>>107113749
RAM is only useful if you have really fast connections to the CPU. Most boards don't. Recent Mac's sport integrated RAM which is maybe twice as fast as normal RAM, but still no where near GPU RAM. This enables them to run really big models, but not fast.
The only other boards where this is a plausible option for running large models via CPU are Epyk (?) server motherboards, which also sport fancy server CPUs. But that's very expensive, and I it makes no sense to buy DDR4 for this purpose.
>>107114040
Loading large models into RAM is indeed a CPU AI strategy. It used to be that people would run a stack of 3090s to run large local AI (70B).
But recently, there have been no 70B monolithic models released. Instead, MoE has enabled these models to run as smaller models (3/7/14B), and the big monolithic models are 100s of billions of parameters. Nobody can use the big models at home without running a dozen hefty cards which require so much electricity their house has to be rewired.
That leaves people running small and MoE, which turn out to be pretty good. Most people buy a couple cards, like 2 5090s for 64GB VRAM, and run a local MoE with a lot of context. But that setup can't run the big models.

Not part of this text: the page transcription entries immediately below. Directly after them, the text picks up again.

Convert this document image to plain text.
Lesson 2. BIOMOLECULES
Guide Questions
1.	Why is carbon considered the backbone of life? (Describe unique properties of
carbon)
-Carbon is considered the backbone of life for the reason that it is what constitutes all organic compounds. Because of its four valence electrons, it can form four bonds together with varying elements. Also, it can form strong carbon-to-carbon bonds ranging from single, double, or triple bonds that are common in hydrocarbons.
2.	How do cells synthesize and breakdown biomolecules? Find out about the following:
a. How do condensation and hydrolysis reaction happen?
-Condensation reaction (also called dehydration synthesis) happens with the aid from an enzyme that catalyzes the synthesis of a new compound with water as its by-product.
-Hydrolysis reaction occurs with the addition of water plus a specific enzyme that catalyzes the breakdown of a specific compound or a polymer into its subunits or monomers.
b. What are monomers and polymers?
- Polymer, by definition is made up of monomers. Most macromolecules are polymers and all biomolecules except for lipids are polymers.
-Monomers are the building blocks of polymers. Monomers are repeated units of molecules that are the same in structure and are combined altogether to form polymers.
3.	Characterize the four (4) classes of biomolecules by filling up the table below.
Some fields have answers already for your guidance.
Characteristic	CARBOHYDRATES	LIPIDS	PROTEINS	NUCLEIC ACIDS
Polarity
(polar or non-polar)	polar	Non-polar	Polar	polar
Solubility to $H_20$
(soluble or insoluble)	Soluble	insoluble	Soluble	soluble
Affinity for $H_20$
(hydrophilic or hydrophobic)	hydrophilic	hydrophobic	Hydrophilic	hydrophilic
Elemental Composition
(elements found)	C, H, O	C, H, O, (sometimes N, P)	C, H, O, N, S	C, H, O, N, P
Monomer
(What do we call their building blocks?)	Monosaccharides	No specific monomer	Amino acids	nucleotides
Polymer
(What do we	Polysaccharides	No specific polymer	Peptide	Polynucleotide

That's where the CPU option comes in. The idea is to get enough RAM to load the entire model and run it on a CPU, slowly being better than nothing.
But only a retard would buy DDR4 for this purpose. The whole point is that you need the fasted RAM you can get, or your token rate will be 1 token an hour.
If you want to run large models in RAM and you don't mind it being a bit slow, Mac is probably the way to go, unless you have money for Epyk.
Or feel free to spend 100K on a huge stack of RX6000s.